Turkish President Erdogan to head Gallipoli remembrance on April 24th, the same day that the beginning of the 1915 Armenian massacres is marked · "A cynical act," Armenian President Sargsyan says · Turkish critical media believe Erdogan seeks to divert attention from genocide commemoration events

The government and the president of Turkey are under criticism after their decision to mark the centenary of the Battle of Gallipoli on April 24th. Critics believe Ankara is seeking to distract attention from the commemoration of the 100th anniversary of the Armenian Genocide, which is also marked on April 24th. Turkish President Recep Tayyip Erdogan (left picture) has invited world leaders to the Gallipoli acts, which will be commemorating a battle that pitted  the Ottoman Empire and Germany on one side against France, the United Kingdom and their allies on the other for control oover the Dardanelles Strait. After eight months of fighting, the Ottomans secured victory.

President of Armenia Serzh Sargsyan argues the decision by Turkey is "a cynical act," as he recalls that the Battle of Gallipoli neither began nor ended on April 24th. Indeed, the allies' attempt to occupy the Dardanelles began on April 25th. Sargsyan says Turkey attempts to "wound the Armenian people."
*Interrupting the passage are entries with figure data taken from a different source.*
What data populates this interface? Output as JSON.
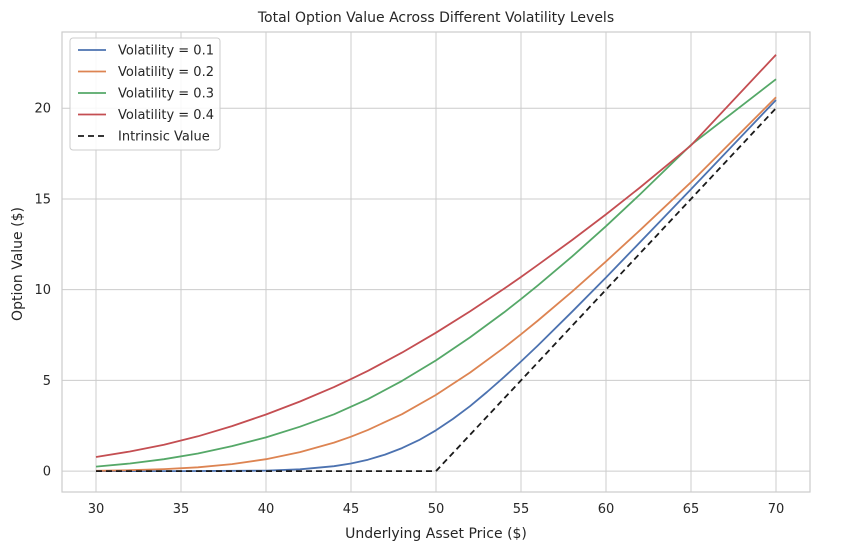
{
  "chart_data": {
    "type": "line",
    "title": "Total Option Value Across Different Volatility Levels",
    "xlabel": "Underlying Asset Price ($)",
    "ylabel": "Option Value ($)",
    "xlim": [
      28,
      72
    ],
    "ylim": [
      -1.15,
      24.2
    ],
    "xticks": [
      "30",
      "35",
      "40",
      "45",
      "50",
      "55",
      "60",
      "65",
      "70"
    ],
    "yticks": [
      "0",
      "5",
      "10",
      "15",
      "20"
    ],
    "grid": true,
    "legend_position": "top-left",
    "series": [
      {
        "name": "Volatility = 0.1",
        "color": "#4c72b0",
        "dashed": false,
        "x": [
          30,
          35,
          40,
          42,
          44,
          45,
          46,
          47,
          48,
          49,
          50,
          51,
          52,
          53,
          54,
          55,
          56,
          58,
          60,
          65,
          70
        ],
        "y": [
          0.0,
          0.0,
          0.03,
          0.1,
          0.27,
          0.42,
          0.63,
          0.91,
          1.27,
          1.71,
          2.25,
          2.88,
          3.58,
          4.36,
          5.18,
          6.04,
          6.93,
          8.78,
          10.67,
          15.53,
          20.45
        ]
      },
      {
        "name": "Volatility = 0.2",
        "color": "#dd8452",
        "dashed": false,
        "x": [
          30,
          32,
          34,
          36,
          38,
          40,
          42,
          44,
          45,
          46,
          48,
          50,
          52,
          54,
          55,
          56,
          58,
          60,
          62,
          65,
          70
        ],
        "y": [
          0.02,
          0.05,
          0.11,
          0.21,
          0.39,
          0.66,
          1.05,
          1.57,
          1.9,
          2.27,
          3.14,
          4.2,
          5.43,
          6.8,
          7.54,
          8.3,
          9.89,
          11.56,
          13.28,
          15.92,
          20.6
        ]
      },
      {
        "name": "Volatility = 0.3",
        "color": "#55a868",
        "dashed": false,
        "x": [
          30,
          32,
          34,
          36,
          38,
          40,
          42,
          44,
          45,
          46,
          48,
          50,
          52,
          54,
          55,
          56,
          58,
          60,
          62,
          65,
          70
        ],
        "y": [
          0.25,
          0.42,
          0.66,
          0.97,
          1.38,
          1.86,
          2.45,
          3.13,
          3.55,
          3.97,
          4.97,
          6.1,
          7.37,
          8.75,
          9.48,
          10.24,
          11.82,
          13.5,
          15.25,
          17.98,
          21.6
        ]
      },
      {
        "name": "Volatility = 0.4",
        "color": "#c44e52",
        "dashed": false,
        "x": [
          30,
          32,
          34,
          36,
          38,
          40,
          42,
          44,
          45,
          46,
          48,
          50,
          52,
          54,
          55,
          56,
          58,
          60,
          62,
          65,
          70
        ],
        "y": [
          0.78,
          1.08,
          1.45,
          1.92,
          2.48,
          3.12,
          3.84,
          4.63,
          5.08,
          5.53,
          6.53,
          7.63,
          8.8,
          10.05,
          10.7,
          11.37,
          12.73,
          14.15,
          15.63,
          17.95,
          22.95
        ]
      },
      {
        "name": "Intrinsic Value",
        "color": "#1a1a1a",
        "dashed": true,
        "x": [
          30,
          50,
          70
        ],
        "y": [
          0,
          0,
          20
        ]
      }
    ]
  }
}
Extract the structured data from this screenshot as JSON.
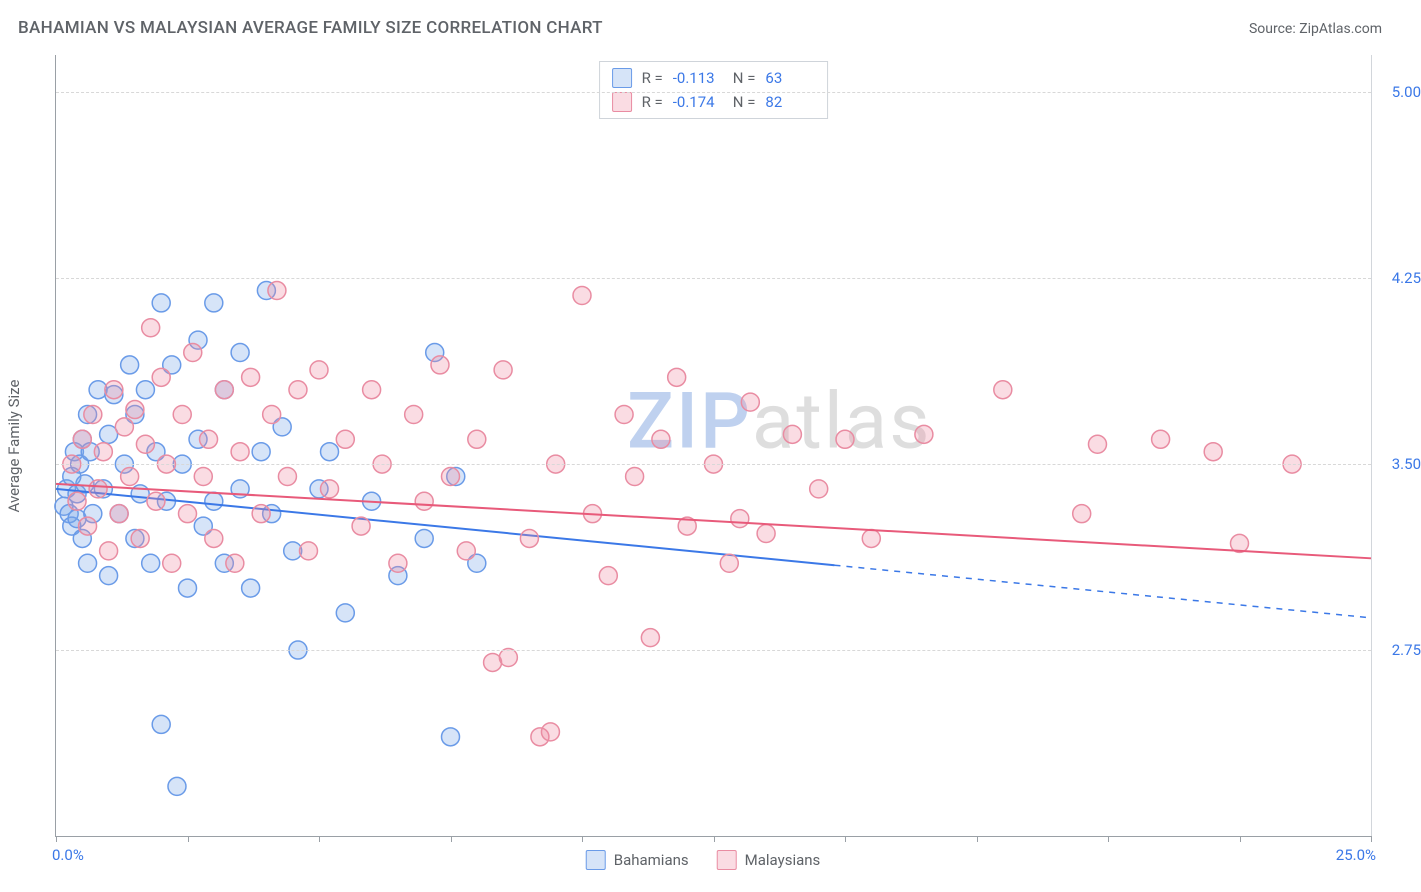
{
  "header": {
    "title": "BAHAMIAN VS MALAYSIAN AVERAGE FAMILY SIZE CORRELATION CHART",
    "source_prefix": "Source: ",
    "source_name": "ZipAtlas.com"
  },
  "watermark": {
    "a": "ZIP",
    "b": "atlas"
  },
  "chart": {
    "type": "scatter",
    "background_color": "#ffffff",
    "grid_color": "#d8d8d8",
    "axis_color": "#9aa0a6",
    "value_color": "#3b78e7",
    "label_color": "#5f6368",
    "xlim": [
      0,
      25
    ],
    "ylim": [
      2.0,
      5.15
    ],
    "xmin_label": "0.0%",
    "xmax_label": "25.0%",
    "yticks": [
      2.75,
      3.5,
      4.25,
      5.0
    ],
    "ytick_labels": [
      "2.75",
      "3.50",
      "4.25",
      "5.00"
    ],
    "xticks_pct": [
      0,
      2.5,
      5.0,
      7.5,
      10.0,
      12.5,
      15.0,
      17.5,
      20.0,
      22.5,
      25.0
    ],
    "ylabel": "Average Family Size",
    "label_fontsize": 15,
    "marker_radius": 9,
    "marker_stroke_width": 1.5,
    "marker_fill_opacity": 0.3,
    "trend_stroke_width": 2
  },
  "series": [
    {
      "key": "bahamians",
      "label": "Bahamians",
      "color": "#3b78e7",
      "fill": "rgba(120,164,232,0.30)",
      "stroke": "#6a9be8",
      "R": "-0.113",
      "N": "63",
      "trend": {
        "y_at_xmin": 3.4,
        "y_at_xmax": 2.88,
        "solid_until_x": 14.8
      },
      "points": [
        [
          0.15,
          3.33
        ],
        [
          0.2,
          3.4
        ],
        [
          0.25,
          3.3
        ],
        [
          0.3,
          3.45
        ],
        [
          0.3,
          3.25
        ],
        [
          0.35,
          3.55
        ],
        [
          0.4,
          3.38
        ],
        [
          0.4,
          3.28
        ],
        [
          0.45,
          3.5
        ],
        [
          0.5,
          3.6
        ],
        [
          0.5,
          3.2
        ],
        [
          0.55,
          3.42
        ],
        [
          0.6,
          3.7
        ],
        [
          0.6,
          3.1
        ],
        [
          0.65,
          3.55
        ],
        [
          0.7,
          3.3
        ],
        [
          0.8,
          3.8
        ],
        [
          0.9,
          3.4
        ],
        [
          1.0,
          3.62
        ],
        [
          1.0,
          3.05
        ],
        [
          1.1,
          3.78
        ],
        [
          1.2,
          3.3
        ],
        [
          1.3,
          3.5
        ],
        [
          1.4,
          3.9
        ],
        [
          1.5,
          3.2
        ],
        [
          1.5,
          3.7
        ],
        [
          1.6,
          3.38
        ],
        [
          1.7,
          3.8
        ],
        [
          1.8,
          3.1
        ],
        [
          1.9,
          3.55
        ],
        [
          2.0,
          4.15
        ],
        [
          2.0,
          2.45
        ],
        [
          2.1,
          3.35
        ],
        [
          2.2,
          3.9
        ],
        [
          2.3,
          2.2
        ],
        [
          2.4,
          3.5
        ],
        [
          2.5,
          3.0
        ],
        [
          2.7,
          3.6
        ],
        [
          2.7,
          4.0
        ],
        [
          2.8,
          3.25
        ],
        [
          3.0,
          4.15
        ],
        [
          3.0,
          3.35
        ],
        [
          3.2,
          3.8
        ],
        [
          3.2,
          3.1
        ],
        [
          3.5,
          3.95
        ],
        [
          3.5,
          3.4
        ],
        [
          3.7,
          3.0
        ],
        [
          3.9,
          3.55
        ],
        [
          4.0,
          4.2
        ],
        [
          4.1,
          3.3
        ],
        [
          4.3,
          3.65
        ],
        [
          4.5,
          3.15
        ],
        [
          4.6,
          2.75
        ],
        [
          5.0,
          3.4
        ],
        [
          5.2,
          3.55
        ],
        [
          5.5,
          2.9
        ],
        [
          6.0,
          3.35
        ],
        [
          6.5,
          3.05
        ],
        [
          7.0,
          3.2
        ],
        [
          7.2,
          3.95
        ],
        [
          7.5,
          2.4
        ],
        [
          7.6,
          3.45
        ],
        [
          8.0,
          3.1
        ]
      ]
    },
    {
      "key": "malaysians",
      "label": "Malaysians",
      "color": "#e85a7a",
      "fill": "rgba(238,140,162,0.30)",
      "stroke": "#e98ca2",
      "R": "-0.174",
      "N": "82",
      "trend": {
        "y_at_xmin": 3.42,
        "y_at_xmax": 3.12,
        "solid_until_x": 25.0
      },
      "points": [
        [
          0.3,
          3.5
        ],
        [
          0.4,
          3.35
        ],
        [
          0.5,
          3.6
        ],
        [
          0.6,
          3.25
        ],
        [
          0.7,
          3.7
        ],
        [
          0.8,
          3.4
        ],
        [
          0.9,
          3.55
        ],
        [
          1.0,
          3.15
        ],
        [
          1.1,
          3.8
        ],
        [
          1.2,
          3.3
        ],
        [
          1.3,
          3.65
        ],
        [
          1.4,
          3.45
        ],
        [
          1.5,
          3.72
        ],
        [
          1.6,
          3.2
        ],
        [
          1.7,
          3.58
        ],
        [
          1.8,
          4.05
        ],
        [
          1.9,
          3.35
        ],
        [
          2.0,
          3.85
        ],
        [
          2.1,
          3.5
        ],
        [
          2.2,
          3.1
        ],
        [
          2.4,
          3.7
        ],
        [
          2.5,
          3.3
        ],
        [
          2.6,
          3.95
        ],
        [
          2.8,
          3.45
        ],
        [
          2.9,
          3.6
        ],
        [
          3.0,
          3.2
        ],
        [
          3.2,
          3.8
        ],
        [
          3.4,
          3.1
        ],
        [
          3.5,
          3.55
        ],
        [
          3.7,
          3.85
        ],
        [
          3.9,
          3.3
        ],
        [
          4.1,
          3.7
        ],
        [
          4.2,
          4.2
        ],
        [
          4.4,
          3.45
        ],
        [
          4.6,
          3.8
        ],
        [
          4.8,
          3.15
        ],
        [
          5.0,
          3.88
        ],
        [
          5.2,
          3.4
        ],
        [
          5.5,
          3.6
        ],
        [
          5.8,
          3.25
        ],
        [
          6.0,
          3.8
        ],
        [
          6.2,
          3.5
        ],
        [
          6.5,
          3.1
        ],
        [
          6.8,
          3.7
        ],
        [
          7.0,
          3.35
        ],
        [
          7.3,
          3.9
        ],
        [
          7.5,
          3.45
        ],
        [
          7.8,
          3.15
        ],
        [
          8.0,
          3.6
        ],
        [
          8.3,
          2.7
        ],
        [
          8.5,
          3.88
        ],
        [
          8.6,
          2.72
        ],
        [
          9.0,
          3.2
        ],
        [
          9.2,
          2.4
        ],
        [
          9.4,
          2.42
        ],
        [
          9.5,
          3.5
        ],
        [
          10.0,
          4.18
        ],
        [
          10.2,
          3.3
        ],
        [
          10.5,
          3.05
        ],
        [
          10.8,
          3.7
        ],
        [
          11.0,
          3.45
        ],
        [
          11.3,
          2.8
        ],
        [
          11.5,
          3.6
        ],
        [
          11.8,
          3.85
        ],
        [
          12.0,
          3.25
        ],
        [
          12.5,
          3.5
        ],
        [
          12.8,
          3.1
        ],
        [
          13.0,
          3.28
        ],
        [
          13.2,
          3.75
        ],
        [
          13.5,
          3.22
        ],
        [
          14.0,
          3.62
        ],
        [
          14.5,
          3.4
        ],
        [
          15.0,
          3.6
        ],
        [
          15.5,
          3.2
        ],
        [
          16.5,
          3.62
        ],
        [
          18.0,
          3.8
        ],
        [
          19.5,
          3.3
        ],
        [
          19.8,
          3.58
        ],
        [
          21.0,
          3.6
        ],
        [
          22.0,
          3.55
        ],
        [
          22.5,
          3.18
        ],
        [
          23.5,
          3.5
        ]
      ]
    }
  ],
  "stats_legend": {
    "R_label": "R =",
    "N_label": "N ="
  }
}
On 24th April 1915, the Ottoman authorities arrested over 200 Armenian intellectuals and leaders, an event considered to be the beginning of the Armenian genocide, in which some 600,000 to 1.8 million people were killed. Turkish authorities deny that those massacres can be considered a "genocide", even if specialized academics say it was indeed a genocide since the aim of the Ottoman authorities was to exterminate most of the Armenian people.

Turkish media criticism

Criticism against Erdogan is not stemming only from Armenia, but also from within Turkey. In this article, Today's Zaman managing editor Deniz Arslan writes that Turkey's decision "hurts national legacy" and "has been widely perceived as a crude attempt to distract attention from Armenian commemorations of the 1915 massacres."

In Turkey too, Armenian weekly Agos criticized the decision, calling it "a very indecent political manoeuvre," writes columnist Ohannes Kiliçdagi.

Writing for Turkish Cihan News Agency, Omer Taspinar regrets Turkey is "squandering yet another opportunity" to review its past and especially the Armenian genocide, "one of the darkest chapters of Turkish history."